Acute Psychotic Episode

Review by Sarah Clark | 11 Aug 2009

An exploration into the process of mental breakdown recalled from first-hand experience certainly has the potential to make fascinating and educational material. Sadly, Acute Psychotic Episode (II) is little more than a therapy session. The performance combines dialogue, music and poetry in an attempt to convey three different perspectives on mental illness; first-person experience, a friend’s viewpoint, and the psychiatrist’s. Intending to interweave the real and the imaginary, it is largely unable to captivate the audience.

Worse, this technique serves only to break up Walker’s powerful and raw poetry describing his ‘timeless torment’. Recollections of lying in a burnt out basement and having surgery without anaesthetic would work better as a series of monologues. Reading from the page, Walker is hurried and nervous in his delivery as he recalls his descent into bi-polar disorder.

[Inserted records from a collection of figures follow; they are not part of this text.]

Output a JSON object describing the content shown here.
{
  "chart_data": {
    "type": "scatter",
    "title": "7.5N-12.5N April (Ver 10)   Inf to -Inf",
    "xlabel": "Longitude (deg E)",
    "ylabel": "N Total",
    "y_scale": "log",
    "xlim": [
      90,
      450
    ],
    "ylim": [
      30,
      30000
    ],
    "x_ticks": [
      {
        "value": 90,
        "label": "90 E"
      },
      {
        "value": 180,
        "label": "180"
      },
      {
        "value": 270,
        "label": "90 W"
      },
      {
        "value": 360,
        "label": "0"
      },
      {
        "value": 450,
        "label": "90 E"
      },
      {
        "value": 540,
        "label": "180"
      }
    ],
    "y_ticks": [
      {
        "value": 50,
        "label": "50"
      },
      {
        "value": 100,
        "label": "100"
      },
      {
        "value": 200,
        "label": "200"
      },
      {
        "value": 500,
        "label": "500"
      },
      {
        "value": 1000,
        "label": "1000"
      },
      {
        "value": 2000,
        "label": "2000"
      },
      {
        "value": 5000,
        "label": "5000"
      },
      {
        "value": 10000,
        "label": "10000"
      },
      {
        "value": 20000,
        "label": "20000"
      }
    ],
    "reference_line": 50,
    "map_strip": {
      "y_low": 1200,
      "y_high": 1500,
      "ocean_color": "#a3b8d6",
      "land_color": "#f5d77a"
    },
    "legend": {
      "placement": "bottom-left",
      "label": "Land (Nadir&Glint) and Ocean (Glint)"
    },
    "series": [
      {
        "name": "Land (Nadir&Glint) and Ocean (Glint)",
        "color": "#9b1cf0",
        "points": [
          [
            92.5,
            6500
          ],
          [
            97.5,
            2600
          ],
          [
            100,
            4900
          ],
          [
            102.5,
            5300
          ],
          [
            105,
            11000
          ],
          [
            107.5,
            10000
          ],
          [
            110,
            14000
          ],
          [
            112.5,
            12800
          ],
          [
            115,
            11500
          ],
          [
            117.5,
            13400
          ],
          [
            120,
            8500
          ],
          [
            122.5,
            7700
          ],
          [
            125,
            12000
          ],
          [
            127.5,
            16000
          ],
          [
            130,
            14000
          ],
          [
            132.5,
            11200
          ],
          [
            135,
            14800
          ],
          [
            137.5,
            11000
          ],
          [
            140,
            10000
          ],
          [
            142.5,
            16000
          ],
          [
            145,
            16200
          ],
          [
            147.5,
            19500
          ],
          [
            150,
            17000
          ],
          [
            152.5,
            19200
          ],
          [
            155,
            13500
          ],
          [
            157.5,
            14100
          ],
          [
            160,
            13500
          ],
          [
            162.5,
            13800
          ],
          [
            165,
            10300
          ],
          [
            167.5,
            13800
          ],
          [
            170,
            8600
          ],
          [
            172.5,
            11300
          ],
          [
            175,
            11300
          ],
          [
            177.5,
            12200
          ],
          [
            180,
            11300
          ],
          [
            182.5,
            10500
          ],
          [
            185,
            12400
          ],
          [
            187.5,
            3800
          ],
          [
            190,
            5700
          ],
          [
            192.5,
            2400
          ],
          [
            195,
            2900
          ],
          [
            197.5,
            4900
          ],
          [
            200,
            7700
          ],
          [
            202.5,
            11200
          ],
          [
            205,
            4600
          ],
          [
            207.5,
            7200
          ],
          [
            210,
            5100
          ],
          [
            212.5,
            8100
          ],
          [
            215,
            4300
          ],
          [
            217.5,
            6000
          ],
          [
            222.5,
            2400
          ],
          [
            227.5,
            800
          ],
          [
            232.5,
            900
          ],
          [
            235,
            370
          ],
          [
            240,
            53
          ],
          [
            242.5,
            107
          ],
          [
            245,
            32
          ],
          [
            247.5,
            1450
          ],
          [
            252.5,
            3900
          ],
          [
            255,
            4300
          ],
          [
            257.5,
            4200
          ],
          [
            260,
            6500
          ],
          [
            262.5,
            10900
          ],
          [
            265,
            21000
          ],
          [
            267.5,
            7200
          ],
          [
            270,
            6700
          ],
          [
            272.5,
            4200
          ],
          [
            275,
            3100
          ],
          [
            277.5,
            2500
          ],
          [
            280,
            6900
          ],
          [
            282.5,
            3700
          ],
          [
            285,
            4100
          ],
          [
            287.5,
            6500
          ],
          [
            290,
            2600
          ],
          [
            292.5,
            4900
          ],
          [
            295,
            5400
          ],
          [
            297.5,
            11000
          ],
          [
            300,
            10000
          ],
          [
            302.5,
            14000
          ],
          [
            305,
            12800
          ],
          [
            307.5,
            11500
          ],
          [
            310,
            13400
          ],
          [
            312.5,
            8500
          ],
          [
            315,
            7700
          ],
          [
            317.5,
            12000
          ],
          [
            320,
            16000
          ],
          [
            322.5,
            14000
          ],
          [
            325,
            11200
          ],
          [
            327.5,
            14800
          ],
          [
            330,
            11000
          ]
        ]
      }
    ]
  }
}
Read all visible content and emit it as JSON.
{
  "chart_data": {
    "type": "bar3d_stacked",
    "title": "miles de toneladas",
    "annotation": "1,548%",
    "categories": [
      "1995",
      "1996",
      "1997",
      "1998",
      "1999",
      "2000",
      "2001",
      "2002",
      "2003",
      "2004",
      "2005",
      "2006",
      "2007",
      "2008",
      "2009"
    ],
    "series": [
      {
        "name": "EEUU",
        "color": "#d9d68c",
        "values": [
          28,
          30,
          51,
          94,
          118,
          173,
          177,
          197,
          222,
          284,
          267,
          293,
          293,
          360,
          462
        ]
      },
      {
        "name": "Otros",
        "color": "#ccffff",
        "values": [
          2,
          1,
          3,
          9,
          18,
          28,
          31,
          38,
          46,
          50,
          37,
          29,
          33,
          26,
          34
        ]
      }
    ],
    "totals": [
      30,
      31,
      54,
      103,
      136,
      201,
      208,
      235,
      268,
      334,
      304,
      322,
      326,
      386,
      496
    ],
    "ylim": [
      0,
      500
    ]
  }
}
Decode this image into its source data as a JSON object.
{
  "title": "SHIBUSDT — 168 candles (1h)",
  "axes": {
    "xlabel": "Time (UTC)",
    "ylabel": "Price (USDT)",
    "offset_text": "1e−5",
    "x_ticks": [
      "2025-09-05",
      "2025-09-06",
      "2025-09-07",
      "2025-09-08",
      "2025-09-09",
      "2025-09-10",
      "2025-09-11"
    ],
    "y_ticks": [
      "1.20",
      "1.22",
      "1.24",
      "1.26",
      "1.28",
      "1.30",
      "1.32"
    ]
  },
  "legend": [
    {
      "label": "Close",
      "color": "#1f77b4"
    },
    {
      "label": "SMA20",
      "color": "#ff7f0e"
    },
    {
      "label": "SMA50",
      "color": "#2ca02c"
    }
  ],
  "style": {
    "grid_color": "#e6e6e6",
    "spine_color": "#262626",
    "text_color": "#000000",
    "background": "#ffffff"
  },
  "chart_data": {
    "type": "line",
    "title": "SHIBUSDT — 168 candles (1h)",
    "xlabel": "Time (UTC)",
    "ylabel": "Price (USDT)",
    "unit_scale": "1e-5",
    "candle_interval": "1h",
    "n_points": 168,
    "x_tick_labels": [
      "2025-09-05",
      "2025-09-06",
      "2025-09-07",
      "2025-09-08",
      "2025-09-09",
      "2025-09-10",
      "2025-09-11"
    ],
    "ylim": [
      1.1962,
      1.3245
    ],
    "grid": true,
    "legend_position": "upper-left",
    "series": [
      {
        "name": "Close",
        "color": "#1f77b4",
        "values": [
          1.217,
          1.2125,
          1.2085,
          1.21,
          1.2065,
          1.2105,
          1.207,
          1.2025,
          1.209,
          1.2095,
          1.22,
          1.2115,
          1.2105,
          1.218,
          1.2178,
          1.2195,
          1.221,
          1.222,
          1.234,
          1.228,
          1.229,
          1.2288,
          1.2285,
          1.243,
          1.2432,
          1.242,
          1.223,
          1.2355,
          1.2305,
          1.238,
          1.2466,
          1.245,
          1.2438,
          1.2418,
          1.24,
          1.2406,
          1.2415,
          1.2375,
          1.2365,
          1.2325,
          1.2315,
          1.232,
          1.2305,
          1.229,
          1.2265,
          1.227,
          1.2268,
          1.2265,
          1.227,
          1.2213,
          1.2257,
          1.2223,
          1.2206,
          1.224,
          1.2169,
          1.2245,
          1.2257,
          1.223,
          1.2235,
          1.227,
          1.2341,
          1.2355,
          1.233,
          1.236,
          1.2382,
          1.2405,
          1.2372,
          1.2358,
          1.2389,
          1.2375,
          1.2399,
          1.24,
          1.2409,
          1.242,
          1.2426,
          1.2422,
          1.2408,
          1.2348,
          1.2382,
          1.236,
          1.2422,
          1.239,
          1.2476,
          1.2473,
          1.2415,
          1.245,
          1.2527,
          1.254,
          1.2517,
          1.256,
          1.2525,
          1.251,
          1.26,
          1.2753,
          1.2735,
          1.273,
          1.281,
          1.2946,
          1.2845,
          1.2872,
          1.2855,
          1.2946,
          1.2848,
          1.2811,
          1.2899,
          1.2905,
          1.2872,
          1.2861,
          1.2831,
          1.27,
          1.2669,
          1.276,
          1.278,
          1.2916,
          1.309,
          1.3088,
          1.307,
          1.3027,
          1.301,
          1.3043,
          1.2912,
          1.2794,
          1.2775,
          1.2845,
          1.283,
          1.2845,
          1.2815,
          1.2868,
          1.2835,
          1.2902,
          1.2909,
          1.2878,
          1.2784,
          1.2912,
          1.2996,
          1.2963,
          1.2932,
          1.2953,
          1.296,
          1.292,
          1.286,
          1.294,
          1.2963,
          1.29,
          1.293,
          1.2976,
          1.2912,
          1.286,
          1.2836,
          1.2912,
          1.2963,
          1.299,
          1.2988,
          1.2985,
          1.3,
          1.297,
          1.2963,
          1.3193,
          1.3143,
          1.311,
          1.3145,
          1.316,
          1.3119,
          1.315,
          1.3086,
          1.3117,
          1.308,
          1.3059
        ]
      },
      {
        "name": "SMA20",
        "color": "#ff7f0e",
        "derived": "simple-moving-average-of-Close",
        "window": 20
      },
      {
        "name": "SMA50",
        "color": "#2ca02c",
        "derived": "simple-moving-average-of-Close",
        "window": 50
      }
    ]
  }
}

More banal and predictable than fresh and evocative, the performance lacks ingenuity. Reminiscent of A Beautiful Mind, he imparts an obsession for mathematical connections that induced paranoia, hallucinations and eventual belief of his involvement in MI6. Deeply embedded in the play is Walker’s and co-star Steve Antoni’s strange and ill-conceived notion that prescriptive drugs are some sort of new opiate for the masses. Lacking originality, it is a point badly made.

Devised to challenge stereotypes and the stigma attached to mental illnesses, Acute Psychotic Episode (II) fails to capture the intensity that Walker endeavours to create. Unfortunately, despite poignant moments, the performance risks resonating only with those who have had direct experience of such disorders.